Una y otra vez casos como el de la liberación del «violador del Ensanche» desbaratan nuestros esquemas morales y sociales. No digamos ya los incontables ejemplos de injusticia sistemática que la justicia comete con los agresores de (sus) mujeres devolviéndolos a sus casas y convirtiendo a nuestra sociedad en una especie de coro de tragedia griega donde, no por anunciado, deja de suceder lo peor.
Los violadores, pederastas y prendas por el estilo están de enhorabuena. Una extraña ley que impide aplicar hasta el final lo que otras dictaron previamente hace que, así les caigan mil años de prisión, sólo cumplan veinte. Eso si no deciden emular a la ratita presumida y a base de barrer y callar de la cárcel se logren zafar antes de que sus víctimas se recuperen (si lo hacen) de su agresión.
No importa que todos, incluidos los jueces, sepan que volverán a las andadas. Esa extraña ley ha hecho perder a la Justicia sus atributos volviéndola tan ciega como la Fortuna. Por si esto fuera poco, el Estado entrega al sociópata (ya rehabilitado por la fregona) un subsidio con el que, con suerte, podrá viajar y ampliar sus experiencias.
A las víctimas, como no han cometido delito alguno, nadie las protege ni de futuras agresiones ni tampoco del paro. Ninguna ley mitiga su condena moral ni las ayuda a seguir viviendo con lo que les ha sucedido, no ya veinte años, sino los que les queden de vida. De nuevo ellas son las que salen perdiendo.

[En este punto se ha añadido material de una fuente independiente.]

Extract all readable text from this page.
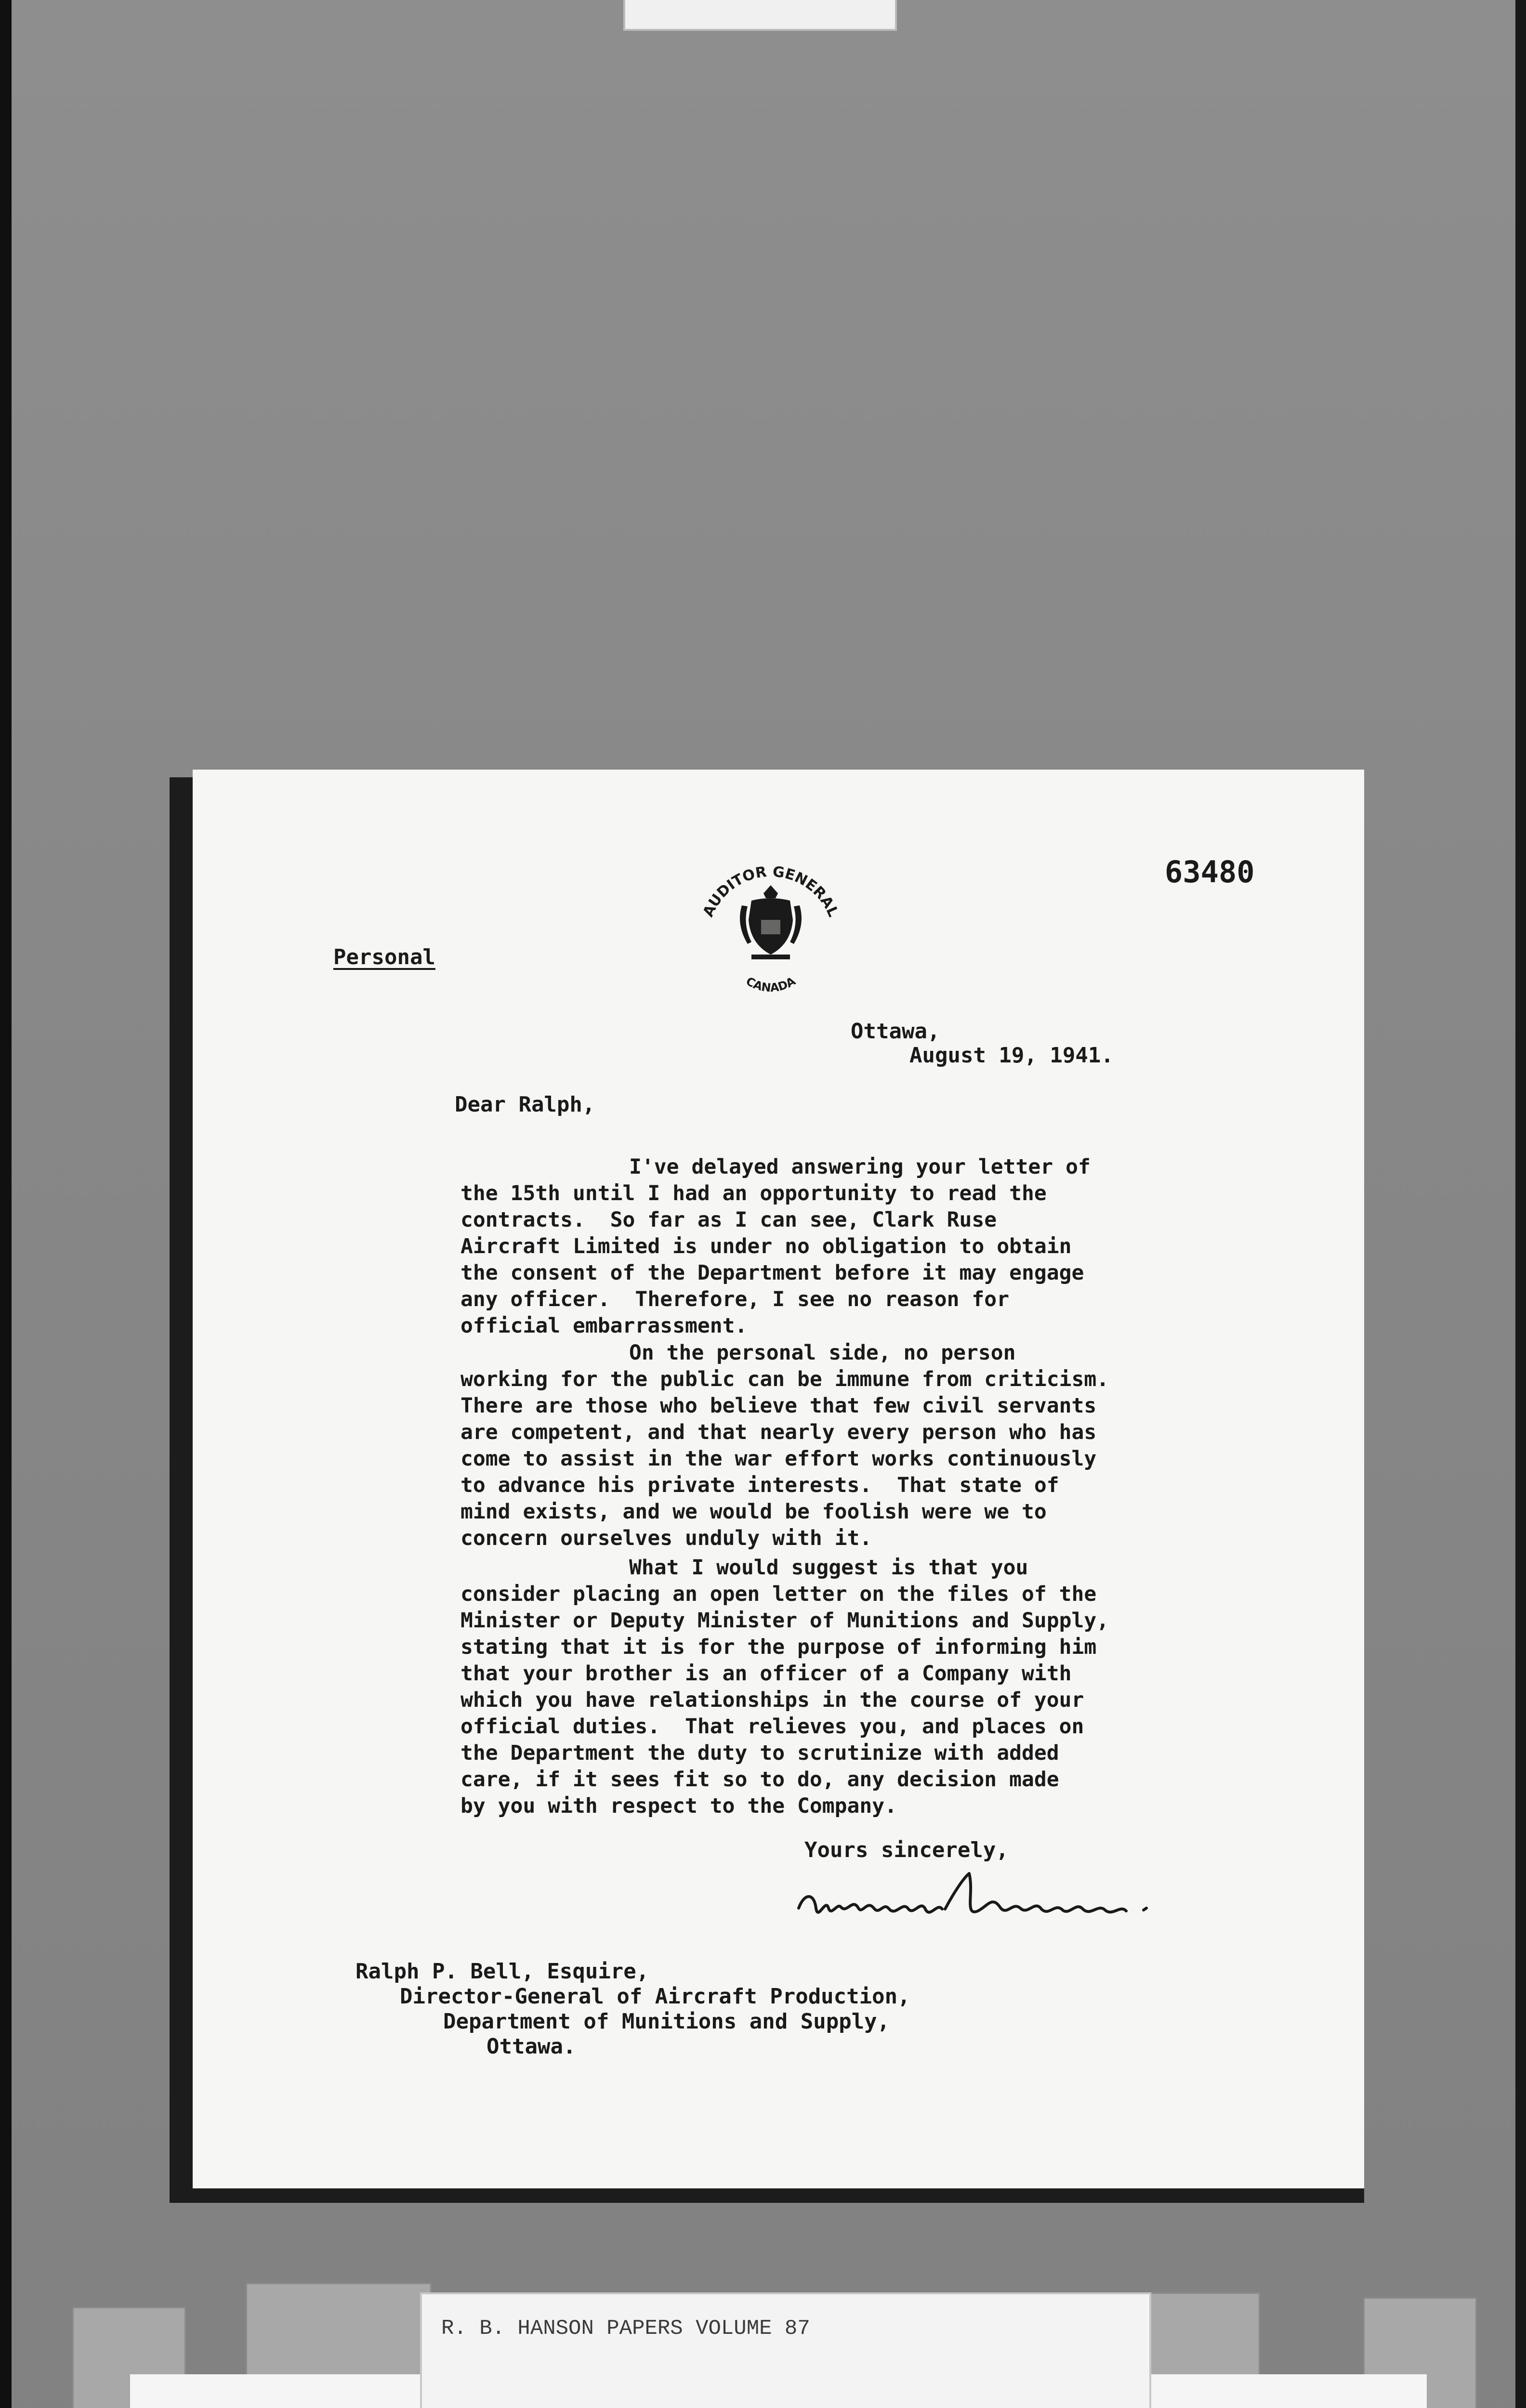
Personal
63480
AUDITOR GENERAL
CANADA
Ottawa,
August 19, 1941.
Dear Ralph,
I've delayed answering your letter of
the 15th until I had an opportunity to read the
contracts.  So far as I can see, Clark Ruse
Aircraft Limited is under no obligation to obtain
the consent of the Department before it may engage
any officer.  Therefore, I see no reason for
official embarrassment.
On the personal side, no person
working for the public can be immune from criticism.
There are those who believe that few civil servants
are competent, and that nearly every person who has
come to assist in the war effort works continuously
to advance his private interests.  That state of
mind exists, and we would be foolish were we to
concern ourselves unduly with it.
What I would suggest is that you
consider placing an open letter on the files of the
Minister or Deputy Minister of Munitions and Supply,
stating that it is for the purpose of informing him
that your brother is an officer of a Company with
which you have relationships in the course of your
official duties.  That relieves you, and places on
the Department the duty to scrutinize with added
care, if it sees fit so to do, any decision made
by you with respect to the Company.
Yours sincerely,
Ralph P. Bell, Esquire,
Director-General of Aircraft Production,
Department of Munitions and Supply,
Ottawa.
R. B. HANSON PAPERS VOLUME 87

A este respecto, recuerdo una anécdota sobre Golda Meir, cuando era Primera Ministra de Israel. Al parecer alguien propuso que se prohibiera a las mujeres salir de sus casas por la noche para prevenir las violaciones. Entonces ella preguntó: «¿Pero no son los hombres los que violan a las mujeres?» «Cierto, señora», le contestaron. «Pues son los hombres los que deberían quedarse en casa, ¿no creen?. No se volvió a hablar del tema.